Neo4j


As the Neo4j partners we can help with the licence purchase or in the access to the data base. Additionally, we can perform the following:

  • Installation of the base
  • Feed the base from external sources
  • Making the interface for the online base feeding and creating the relations
  • Implementation of the rules, representing specific features, labels, connections and nodes; creating the reports in the Neo4J environment; serving as a dedicated reporting application
  • Building the dedicated front-end and back-end apps, based on the graph database
  • Building other analytics-reporting environments, based on Neo4J database features
  • Servicing our products made especially for you, as well as servicing the database itself

Graph database main features

Graph database is made along a different concept in comparison to relation database. They accumulate the information in the nodes (which corresponds to single records in RDBMS) and by means of relations (which corresponds to the connections between tables in RDBMS). Each node and relation may have the common attributes (which corresponds to the columns in RDBMS), but the list of attributes may differ even between the nodes and relations of the same kind.

The features of graph database, crucial for its users are as follows:

  • Performance

With the inquiries involving numerous tables,m the construction of the graph database allows for reaching the performance degree significantly higher than in the RDBMS case. It happens in spite of the lack of the dedicated indexes.

  • Quick development

No pre-defined data model; the actual model is being made with the in-flow of the new data. Intuitive „reading” the data in the model, both by the IT specialists and by business partners.

  • Business responsivity

No pre-defined scheme results in quick reacting to the needs for changes in the applications (CR). Data in the graph database can be shaped according to needs and requirements.

  • From laptop to clusters

Graph database is characterised by the high level of accessibility,  transactionality and scaling. Billions of nodes and relations can be kept inside of them. They can be used on laptop or any workstation, and also in the corporations, as the mass data stores.
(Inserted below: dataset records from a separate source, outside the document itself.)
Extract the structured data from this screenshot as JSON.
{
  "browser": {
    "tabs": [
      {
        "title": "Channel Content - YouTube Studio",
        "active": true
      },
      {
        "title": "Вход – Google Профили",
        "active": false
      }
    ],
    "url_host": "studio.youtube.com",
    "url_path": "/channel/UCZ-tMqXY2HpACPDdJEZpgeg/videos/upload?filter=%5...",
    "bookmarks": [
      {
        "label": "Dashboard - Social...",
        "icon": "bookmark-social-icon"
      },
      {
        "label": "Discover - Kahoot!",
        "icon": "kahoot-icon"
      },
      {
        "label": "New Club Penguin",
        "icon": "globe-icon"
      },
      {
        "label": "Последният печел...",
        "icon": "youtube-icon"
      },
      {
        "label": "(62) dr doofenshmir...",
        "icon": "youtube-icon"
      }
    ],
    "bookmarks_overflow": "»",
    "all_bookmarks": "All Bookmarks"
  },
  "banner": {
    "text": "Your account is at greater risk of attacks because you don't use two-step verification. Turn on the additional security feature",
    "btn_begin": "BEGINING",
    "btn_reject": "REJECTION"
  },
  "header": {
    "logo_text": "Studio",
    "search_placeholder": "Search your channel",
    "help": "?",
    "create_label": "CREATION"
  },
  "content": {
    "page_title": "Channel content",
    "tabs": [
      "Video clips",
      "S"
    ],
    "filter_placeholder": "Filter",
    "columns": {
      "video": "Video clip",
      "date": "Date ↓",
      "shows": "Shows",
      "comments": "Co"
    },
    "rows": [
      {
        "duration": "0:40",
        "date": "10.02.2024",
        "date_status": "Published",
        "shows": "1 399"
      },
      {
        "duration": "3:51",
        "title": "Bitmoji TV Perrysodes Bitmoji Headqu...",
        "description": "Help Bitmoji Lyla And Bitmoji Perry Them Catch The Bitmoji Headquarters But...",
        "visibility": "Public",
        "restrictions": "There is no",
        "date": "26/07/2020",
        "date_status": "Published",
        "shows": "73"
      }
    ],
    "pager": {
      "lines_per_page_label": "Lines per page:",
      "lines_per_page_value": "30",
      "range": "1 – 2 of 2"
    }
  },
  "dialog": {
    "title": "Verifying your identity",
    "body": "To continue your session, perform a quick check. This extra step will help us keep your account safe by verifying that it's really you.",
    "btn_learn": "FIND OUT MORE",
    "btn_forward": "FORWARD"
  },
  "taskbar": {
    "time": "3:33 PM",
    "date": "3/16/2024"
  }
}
  • It can be used by IT and business

Thanks to the in-built devices, data extraction and analysis can be performed even by persons not familiar with the IT knowledge.


Based on the information about the real beneficiaries in the companies and about the relations between companies we can create a network of the mutual connections in the shape of a graph. We can search the relations between different persons and/or companies, defining conditions (with conditions being e.g. specific name or surname, name of a company or a number of relations stemming out of a node) and the number of relations understood by the distance between objects (e.g. we look for the shortest path between a user named Jan Kowalski and the Alfa company, with maximum distance of 5 relations). In the end, we can create a graph with millions of nodes and relations (Neo4J is able to serve many billions of nodes in one base) and analyse it.

We can introduce to our graphs persons or relations which do not result directly from the official registers. Such relations are those of kinship, neighbourhood, close cooperation of separate business entities, supply chains etc. We can make use of those relations or leave them out. Making up new or additional relations may be performed by defining the rules for data in the base and their implementation. These data may come from institution’s own resources or from the outside.

The Neo4j base has over 500 functions implemented. Apart from that, in the APOC library we have the access to more than 600 additional functions.

Thanks to the structure of the graph database and the already implemented inner mechanisms (Neo4j Graph Data Science Library) we can:

  • Identify separate groups, which use the same identifiers (e.g. phone numbers) (Louvain Modularity algorithm),
  • Identify groups that are often in touch with each other (e.g. social compensation beneficiaries) (Components (Union Find) algorithm),
  • Examine similarities of bank accounts or similarities in the chains of relations (Jaccard algorithm),
  • Examine the influence upon others and the amount of transactions (PageRank algorithm),
  • Find additional relations and add them to the existing data (e.g. neighbourhood, using the same IP addresses etc.) (Common Neighbors algorithm),
  • Find transactions or connections of very short path (Shortest Path algorithm).